IGS / gEAR

The gEAR Portal was created as a data archive and viewer for gene expression data including microarrays, bulk RNA-Seq, single-cell RNA-Seq and more.
https://umgear.org
GNU Affero General Public License v3.0
10 stars 5 forks source link

Purge schema of unused columns/tables #32

Open jorvis opened 2 years ago

jorvis commented 2 years ago

This obviously isn't critical but it's bothering me so I wanted to make note of it. There are many columns and even tables which were part of the initial schema and design but which have fallen unused are are no longer needed. It would be good to rid the schema of these, along with any API calls expecting them, and fully test the system afterwards to make sure none were missed.
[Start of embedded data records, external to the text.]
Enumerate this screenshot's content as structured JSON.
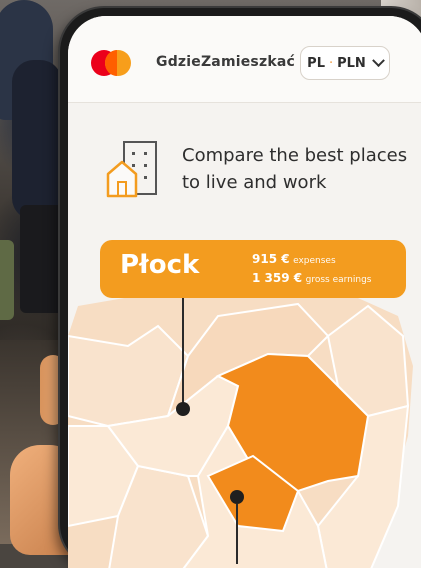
{
  "header": {
    "brand_name": "GdzieZamieszkać",
    "language": "PL",
    "separator": "·",
    "currency": "PLN"
  },
  "hero": {
    "tagline": "Compare the best places to live and work"
  },
  "callout": {
    "city": "Płock",
    "expenses_value": "915 €",
    "expenses_label": "expenses",
    "earnings_value": "1 359 €",
    "earnings_label": "gross earnings"
  },
  "colors": {
    "accent": "#f39c1f",
    "highlight_region": "#f28b1c",
    "map_base": "#f7ddc3",
    "map_light": "#fbe9d6",
    "logo_red": "#eb001b",
    "logo_yellow": "#f79e1b"
  },
  "icons": [
    "city-buildings-icon",
    "chevron-down-icon",
    "mastercard-logo-icon"
  ]
}
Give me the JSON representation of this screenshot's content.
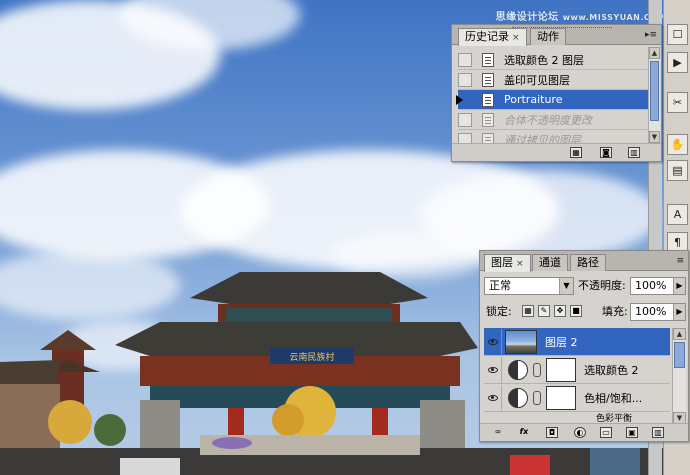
{
  "watermark": {
    "text": "思缘设计论坛",
    "site": "www.MISSYUAN.COM"
  },
  "history_panel": {
    "tabs": [
      {
        "label": "历史记录",
        "active": true,
        "close": "×"
      },
      {
        "label": "动作",
        "active": false
      }
    ],
    "items": [
      {
        "label": "选取颜色 2 图层",
        "state": "normal"
      },
      {
        "label": "盖印可见图层",
        "state": "normal"
      },
      {
        "label": "Portraiture",
        "state": "selected"
      },
      {
        "label": "合体不透明度更改",
        "state": "dimmed"
      },
      {
        "label": "通过拷贝的图层",
        "state": "dimmed"
      }
    ],
    "footer_icons": [
      "new-snapshot-icon",
      "camera-icon",
      "trash-icon"
    ]
  },
  "layers_panel": {
    "tabs": [
      {
        "label": "图层",
        "active": true,
        "close": "×"
      },
      {
        "label": "通道",
        "active": false
      },
      {
        "label": "路径",
        "active": false
      }
    ],
    "blend_mode": "正常",
    "opacity_label": "不透明度:",
    "opacity_value": "100%",
    "lock_label": "锁定:",
    "fill_label": "填充:",
    "fill_value": "100%",
    "layers": [
      {
        "name": "图层 2",
        "kind": "image",
        "selected": true
      },
      {
        "name": "选取颜色 2",
        "kind": "adjustment",
        "selected": false
      },
      {
        "name": "色相/饱和...",
        "kind": "adjustment",
        "selected": false
      },
      {
        "name": "色彩平衡",
        "kind": "adjustment",
        "selected": false
      }
    ],
    "footer_icons": [
      "link-icon",
      "fx-icon",
      "mask-icon",
      "adjustment-icon",
      "group-icon",
      "new-layer-icon",
      "trash-icon"
    ]
  },
  "toolbar": {
    "icons": [
      "tool-icon-1",
      "tool-icon-2",
      "tool-icon-3",
      "tool-icon-4",
      "tool-icon-5",
      "text-tool-icon"
    ]
  },
  "colors": {
    "selection": "#3265c0",
    "panel_bg": "#d6d3ce"
  }
}
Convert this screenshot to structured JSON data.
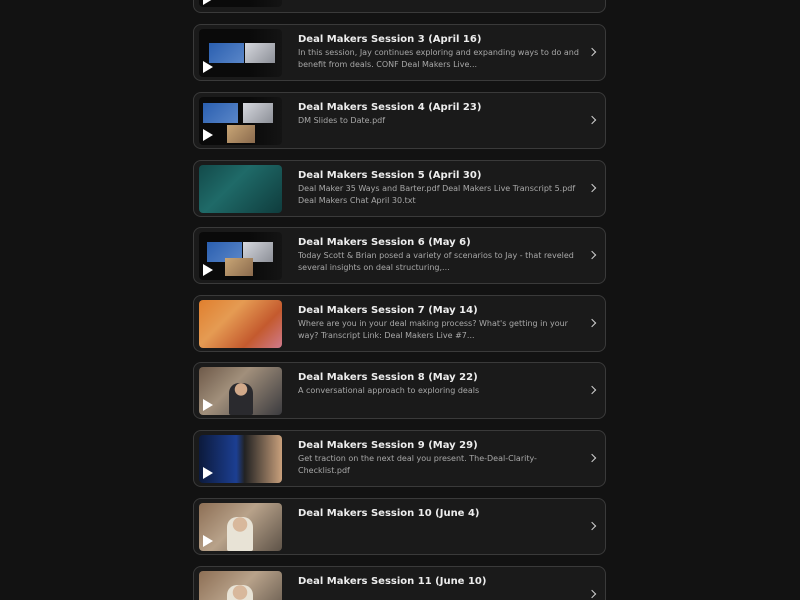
{
  "sessions": [
    {
      "title": "Deal Makers Session 3 (April 16)",
      "description": "In this session, Jay continues exploring and expanding ways to do and benefit from deals. CONF Deal Makers Live...",
      "thumbnail": "video-call",
      "has_play": true
    },
    {
      "title": "Deal Makers Session 4 (April 23)",
      "description": "DM Slides to Date.pdf",
      "thumbnail": "video-call",
      "has_play": true
    },
    {
      "title": "Deal Makers Session 5 (April 30)",
      "description": "Deal Maker 35 Ways and Barter.pdf Deal Makers Live Transcript 5.pdf Deal Makers Chat April 30.txt",
      "thumbnail": "teal",
      "has_play": false
    },
    {
      "title": "Deal Makers Session 6 (May 6)",
      "description": "Today Scott & Brian posed a variety of scenarios to Jay - that reveled several insights on deal structuring,...",
      "thumbnail": "video-call",
      "has_play": true
    },
    {
      "title": "Deal Makers Session 7 (May 14)",
      "description": "Where are you in your deal making process? What's getting in your way? Transcript Link: Deal Makers Live #7...",
      "thumbnail": "orange",
      "has_play": false
    },
    {
      "title": "Deal Makers Session 8 (May 22)",
      "description": "A conversational approach to exploring deals",
      "thumbnail": "room",
      "has_play": true
    },
    {
      "title": "Deal Makers Session 9 (May 29)",
      "description": "Get traction on the next deal you present. The-Deal-Clarity-Checklist.pdf",
      "thumbnail": "blue-split",
      "has_play": true
    },
    {
      "title": "Deal Makers Session 10 (June 4)",
      "description": "",
      "thumbnail": "room2",
      "has_play": true
    },
    {
      "title": "Deal Makers Session 11 (June 10)",
      "description": "",
      "thumbnail": "room2",
      "has_play": true
    }
  ],
  "icons": {
    "chevron": "chevron-right-icon",
    "play": "play-icon"
  },
  "colors": {
    "background": "#121212",
    "card": "#1a1a1a",
    "card_border": "#3a3a3a",
    "title_text": "#ededed",
    "desc_text": "#a8a8a8"
  }
}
Candidates to remove include:

anatomy.*

dataset.load_status dataset.has_h5ad dataset.plot_default

dataset_epiviz.* (@jkanche needs to confirm here)

layout_members.math_preference layout_members.plot_preference

supplemental_images.* guser.help_id (and all related API code)

API has references to dataset.primary_key in some places

@adkinsrs Let me know if you think any of these should be kept.

adkinsrs commented 2 years ago

I know there is the math preference field for a dataset (log2 vs log10) but I assume layout.math_preference was originally going to adjust/normalize the log scale for all datasets in a layout, correct?

Is it possible that the "anatomy" table would have some application for NeMO Analytics?

Regarding the 3 "dataset" fields, I feel that load_status and plot_default are OK to remove, but I have encountered instances (such as on my Docker instance, and very rarely in the devel/production server) where the dataset was missing the h5ad file, and I would expect queries using has_h5ad=1 to fail there.